@dave30thThe Department of Health's 2008 Departmental Report gave the NHS financial settlement for 2008/9 as being £97.1 billion (Page 148, Figure 9.5). So £2.89bn would be less than 3% (2.98% to be more precise) of the total NHS budget for that year. The 10% figure that Professor Chew-Graham is so fond of is more than a threefold exaggeration of the actual spending on MUS as a percentage of the total NHS budget for that year
Thanks for looking this up.
Important to remember that Bermingham et al. calculate the “somatisation-specific costs among working age population in
England 2008-2009” as £2.892 billion. So when they say, “This represents approximately 10% of total NHS expenditure on these services for the working-age population in 2008–2009,” they could be referring to the total NHS expenditure on “these services” in England, rather than the UK as a whole. Reading the paper quickly, there seems to be some ambiguity and a lack of references for some of the figures.
The paper also seems to assume that MUS is synonymous with “somatisation”. But if somatisation explains the symptoms, how can they be considered unexplained? Is this an unintended admission that somatisation isn’t a real explanation for anything?

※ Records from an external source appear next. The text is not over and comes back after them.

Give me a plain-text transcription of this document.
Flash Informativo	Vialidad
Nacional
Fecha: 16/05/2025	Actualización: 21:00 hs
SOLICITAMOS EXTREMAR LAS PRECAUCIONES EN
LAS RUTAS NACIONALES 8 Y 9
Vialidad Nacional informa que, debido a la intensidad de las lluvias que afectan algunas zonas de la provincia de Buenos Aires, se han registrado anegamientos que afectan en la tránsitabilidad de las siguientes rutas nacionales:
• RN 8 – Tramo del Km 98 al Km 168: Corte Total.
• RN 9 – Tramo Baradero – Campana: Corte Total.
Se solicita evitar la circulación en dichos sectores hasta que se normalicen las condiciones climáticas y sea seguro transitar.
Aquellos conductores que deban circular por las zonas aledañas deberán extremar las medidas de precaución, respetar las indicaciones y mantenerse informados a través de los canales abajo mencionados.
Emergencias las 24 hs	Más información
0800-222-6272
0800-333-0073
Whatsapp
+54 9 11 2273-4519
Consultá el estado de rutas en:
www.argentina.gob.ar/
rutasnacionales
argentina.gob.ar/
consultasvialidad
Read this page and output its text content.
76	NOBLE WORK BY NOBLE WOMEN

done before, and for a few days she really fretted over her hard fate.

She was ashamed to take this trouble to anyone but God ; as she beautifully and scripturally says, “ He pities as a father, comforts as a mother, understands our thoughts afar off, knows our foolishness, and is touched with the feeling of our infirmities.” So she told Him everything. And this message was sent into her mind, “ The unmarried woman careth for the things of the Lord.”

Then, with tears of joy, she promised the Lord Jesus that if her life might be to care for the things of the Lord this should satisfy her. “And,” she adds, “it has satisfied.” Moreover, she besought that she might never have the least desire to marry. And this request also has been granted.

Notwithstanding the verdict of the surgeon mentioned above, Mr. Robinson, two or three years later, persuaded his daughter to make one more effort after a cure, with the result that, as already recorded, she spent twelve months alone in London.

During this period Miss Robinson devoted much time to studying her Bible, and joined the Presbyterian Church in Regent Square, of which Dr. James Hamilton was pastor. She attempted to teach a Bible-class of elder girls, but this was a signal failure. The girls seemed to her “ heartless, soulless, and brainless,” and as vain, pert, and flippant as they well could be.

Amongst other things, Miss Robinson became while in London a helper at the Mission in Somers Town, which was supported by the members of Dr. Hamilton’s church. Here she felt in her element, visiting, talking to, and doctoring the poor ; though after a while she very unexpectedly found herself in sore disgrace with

Another thing which struck me was that the definition of MUS seems to be very broad, including self-harm, sexual dysfunction, self-esteem issues, and “medically unexplained decline” in cancer patients – perhaps because it was deemed expedient to make the cost of MUS look as high as possible – but there is no mention of ME/CFS, chronic fatigue or even fatigue, as there has been in other literature about MUS. I wonder why that might be.
Also, in the intro, the authors write, “Nor is somatisation a modern phenomenon in the illness experience. Over 2000 years ago Galen noted that 60% of people visiting a doctor suffered from symptoms that had emotional rather than physical causes.” Interesting reference given how poorly understood nearly all diseases were at that time and how many were wrongly attributed to hysteria, somatisation or other such nonsense. Another unintended admission of how outdated and unhelpful the concept of somatisation is?
It is worth noting that, according to
livescience.com, Galen’s text On Affected Parts suggests that “women became hysterical, and could suffer from ‘hysterical suffocation,’ or apnea, when they stopped having intercourse. The condition could make them ‘apnoic, suffocated or spastic’”
He also subscribed to Hippocrates’s humors theory which stated that mood is determined by imbalances in one of the four bodily fluids: blood, yellow bile, black bile and phlegm. Clearly a pioneer of the BPS model.
Looking forward to
@dave30th ‘s further analysis. Thanks for another important blog.